Caso y Sobrescobio son un mundo, cerrado sobre sí mismo, en la cuenca alta del Nalón, separada por los escobios del valle medio urbano, minero e industrial. La baja natalidad y el envejecimiento han dado paso a una baja actividad, general en el valle. Y como corresponde a un concejo rural, sin villa pero con expectativas, aparece la tradicional biespecialización, ganadería-servicios. 226 empleos en la ganadería de montaña para la producción cárnica de calidad, no suficientemente valorada aún en los mercados urbanos. El número de explotaciones supera las 200 y el ganado vacuno, de la misma manera que en la mayor parte de la Asturias montañosa, ha aumentado en los últimos diez años. Más de 5.200 cabezas y un descenso progresivo de los ganados menores, que tuvieron importancia en otro tiempo.

Un sector terciario en crecimiento da empleo a 154 personas, con el turismo, el pequeño comercio y la artesanía tirando hacia arriba, a través de su vinculación a la marca de calidad del parque.
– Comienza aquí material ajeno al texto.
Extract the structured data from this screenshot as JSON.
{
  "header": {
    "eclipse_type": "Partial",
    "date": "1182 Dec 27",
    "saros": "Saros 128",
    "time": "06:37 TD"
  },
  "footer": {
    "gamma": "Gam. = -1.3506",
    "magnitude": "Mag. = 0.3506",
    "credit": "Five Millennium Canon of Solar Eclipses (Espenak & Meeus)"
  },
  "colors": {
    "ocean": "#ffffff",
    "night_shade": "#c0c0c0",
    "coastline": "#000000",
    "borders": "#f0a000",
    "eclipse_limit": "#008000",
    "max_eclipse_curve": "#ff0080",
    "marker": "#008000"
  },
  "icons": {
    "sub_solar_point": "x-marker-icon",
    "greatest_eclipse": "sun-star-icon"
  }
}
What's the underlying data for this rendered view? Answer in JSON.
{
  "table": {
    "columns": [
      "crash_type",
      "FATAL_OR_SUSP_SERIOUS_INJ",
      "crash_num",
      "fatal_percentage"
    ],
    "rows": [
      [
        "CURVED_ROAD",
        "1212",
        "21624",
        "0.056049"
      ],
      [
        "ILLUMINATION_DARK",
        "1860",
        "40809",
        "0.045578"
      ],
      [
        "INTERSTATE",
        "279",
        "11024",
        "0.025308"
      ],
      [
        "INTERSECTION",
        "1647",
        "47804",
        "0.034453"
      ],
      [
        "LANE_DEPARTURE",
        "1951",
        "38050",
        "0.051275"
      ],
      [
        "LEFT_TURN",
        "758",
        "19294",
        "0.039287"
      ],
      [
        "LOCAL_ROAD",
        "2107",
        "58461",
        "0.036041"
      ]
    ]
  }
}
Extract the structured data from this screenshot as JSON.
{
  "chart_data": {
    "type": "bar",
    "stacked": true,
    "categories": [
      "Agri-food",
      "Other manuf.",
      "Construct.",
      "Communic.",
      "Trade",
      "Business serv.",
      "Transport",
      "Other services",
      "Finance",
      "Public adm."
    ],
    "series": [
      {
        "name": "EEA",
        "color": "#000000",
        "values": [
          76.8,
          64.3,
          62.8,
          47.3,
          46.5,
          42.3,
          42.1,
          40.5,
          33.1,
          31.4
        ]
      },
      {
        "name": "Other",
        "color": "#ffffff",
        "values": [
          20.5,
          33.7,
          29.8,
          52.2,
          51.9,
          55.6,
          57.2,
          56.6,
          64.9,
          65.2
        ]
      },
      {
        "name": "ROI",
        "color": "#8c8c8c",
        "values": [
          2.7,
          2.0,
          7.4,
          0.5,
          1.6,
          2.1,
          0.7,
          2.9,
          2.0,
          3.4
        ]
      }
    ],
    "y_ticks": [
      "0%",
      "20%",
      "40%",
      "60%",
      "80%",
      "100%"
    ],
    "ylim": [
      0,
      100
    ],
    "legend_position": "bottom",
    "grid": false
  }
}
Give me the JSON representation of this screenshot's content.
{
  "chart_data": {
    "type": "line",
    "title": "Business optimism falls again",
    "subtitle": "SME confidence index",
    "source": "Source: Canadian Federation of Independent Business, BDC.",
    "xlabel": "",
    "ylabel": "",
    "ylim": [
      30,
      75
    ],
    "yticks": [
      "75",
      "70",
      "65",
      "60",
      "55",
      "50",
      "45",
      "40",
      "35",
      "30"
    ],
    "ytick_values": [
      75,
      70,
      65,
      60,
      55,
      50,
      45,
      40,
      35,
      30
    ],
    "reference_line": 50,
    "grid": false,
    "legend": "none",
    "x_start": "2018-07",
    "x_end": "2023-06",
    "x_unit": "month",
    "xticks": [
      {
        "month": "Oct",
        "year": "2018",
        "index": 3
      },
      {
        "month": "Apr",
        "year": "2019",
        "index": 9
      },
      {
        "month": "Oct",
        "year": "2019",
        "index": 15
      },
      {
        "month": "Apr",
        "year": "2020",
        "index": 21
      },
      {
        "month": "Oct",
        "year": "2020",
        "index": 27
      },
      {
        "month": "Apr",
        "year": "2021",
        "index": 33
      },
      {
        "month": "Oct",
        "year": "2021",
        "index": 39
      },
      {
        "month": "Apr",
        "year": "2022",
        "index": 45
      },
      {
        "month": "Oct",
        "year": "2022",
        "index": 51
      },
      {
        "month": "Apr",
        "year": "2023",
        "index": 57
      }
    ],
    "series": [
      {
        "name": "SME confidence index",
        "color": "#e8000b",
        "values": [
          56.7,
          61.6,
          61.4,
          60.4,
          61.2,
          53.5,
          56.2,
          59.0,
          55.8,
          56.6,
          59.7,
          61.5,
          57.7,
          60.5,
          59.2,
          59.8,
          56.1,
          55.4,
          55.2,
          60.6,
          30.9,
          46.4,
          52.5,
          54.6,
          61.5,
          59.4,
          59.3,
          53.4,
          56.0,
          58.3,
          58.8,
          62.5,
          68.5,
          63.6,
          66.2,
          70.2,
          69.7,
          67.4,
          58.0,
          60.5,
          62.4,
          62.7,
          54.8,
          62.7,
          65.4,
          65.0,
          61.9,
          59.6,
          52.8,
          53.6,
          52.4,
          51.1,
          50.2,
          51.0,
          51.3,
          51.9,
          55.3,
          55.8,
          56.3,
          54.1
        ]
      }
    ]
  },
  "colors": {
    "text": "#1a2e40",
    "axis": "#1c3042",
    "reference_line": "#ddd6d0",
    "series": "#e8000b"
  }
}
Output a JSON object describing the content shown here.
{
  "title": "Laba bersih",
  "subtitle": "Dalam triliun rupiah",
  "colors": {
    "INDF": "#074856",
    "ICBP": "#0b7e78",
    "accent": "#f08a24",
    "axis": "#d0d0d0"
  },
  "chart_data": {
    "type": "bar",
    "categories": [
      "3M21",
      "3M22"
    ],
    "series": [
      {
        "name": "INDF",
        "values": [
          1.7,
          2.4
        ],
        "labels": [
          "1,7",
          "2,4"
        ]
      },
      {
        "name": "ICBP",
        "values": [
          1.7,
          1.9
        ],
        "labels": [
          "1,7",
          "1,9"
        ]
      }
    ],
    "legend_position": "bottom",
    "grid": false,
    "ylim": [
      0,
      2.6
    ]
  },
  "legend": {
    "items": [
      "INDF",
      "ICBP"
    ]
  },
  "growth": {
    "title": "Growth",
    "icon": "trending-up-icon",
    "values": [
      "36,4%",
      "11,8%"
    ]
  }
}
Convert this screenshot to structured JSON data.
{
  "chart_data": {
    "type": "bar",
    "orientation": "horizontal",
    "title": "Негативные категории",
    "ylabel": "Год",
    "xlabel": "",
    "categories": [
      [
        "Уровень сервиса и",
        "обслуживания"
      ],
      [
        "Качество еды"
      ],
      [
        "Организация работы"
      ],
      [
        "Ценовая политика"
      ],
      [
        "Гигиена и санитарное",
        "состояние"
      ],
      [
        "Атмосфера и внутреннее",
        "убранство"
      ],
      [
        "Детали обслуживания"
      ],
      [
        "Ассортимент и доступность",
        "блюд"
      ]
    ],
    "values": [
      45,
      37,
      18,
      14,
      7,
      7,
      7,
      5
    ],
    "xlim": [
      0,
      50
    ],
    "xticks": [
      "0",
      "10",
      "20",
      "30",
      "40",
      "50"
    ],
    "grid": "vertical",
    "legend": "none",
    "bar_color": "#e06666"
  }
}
Un número significativo de establecimientos hoteleros dan cuenta del progreso de la actividad en muy pocos años, que lucha por hacerse un hueco en el cada vez más lleno, diverso y competitivo mercado del turismo rural, en el que hay que diferenciarse, identificar la oferta y las marcas de calidad para crecer. Treinta empleos en la construcción y 11 industriales completan la población activa.

Hay potencial para crecer. La cercanía a la ciudad debe ser determinante, si se concluye la adecuación de las carreteras y los planes de telecomunicaciones, aprovechando la aplicación de los impagables fondos de la minería. Si se consolida Campo de Caso como centro de servicios, con el objetivo de convertirse en una pequeña villa de enorme atractivo residencial. Si se vincula la actividad económica con el parque natural y sus posibilidades compatibles. Si se encuentran vías para poner en conocimiento de los mercados urbanos los caracteres del territorio, y sus posibilidades para la observación del paisaje y de la vida que en él hay. Si se mantiene la ganadería de calidad como referencia de primer orden. Si se rompe el fondo de saco y la incomunicación entre las dos vertientes de la Cordillera, con dos paisajes tan atractivos como el alto del Nalón y la comarca de Riaño.

Caso puede ser un ejemplo terminado de las posibilidades de futuro de la montaña asturiana como elemento vivo del complejo organismo regional. Sobre todo para territorios más alejados y con más problemas de aislamiento. Un factor puede hacer imposible esto: la natalidad. Si no hay una recuperación efectiva de la natalidad regional se ennegrece cualquier posibilidad de futuro vital para estos territorios. Y la solución no puede depender en exclusiva de la posible llegada de inmigrantes.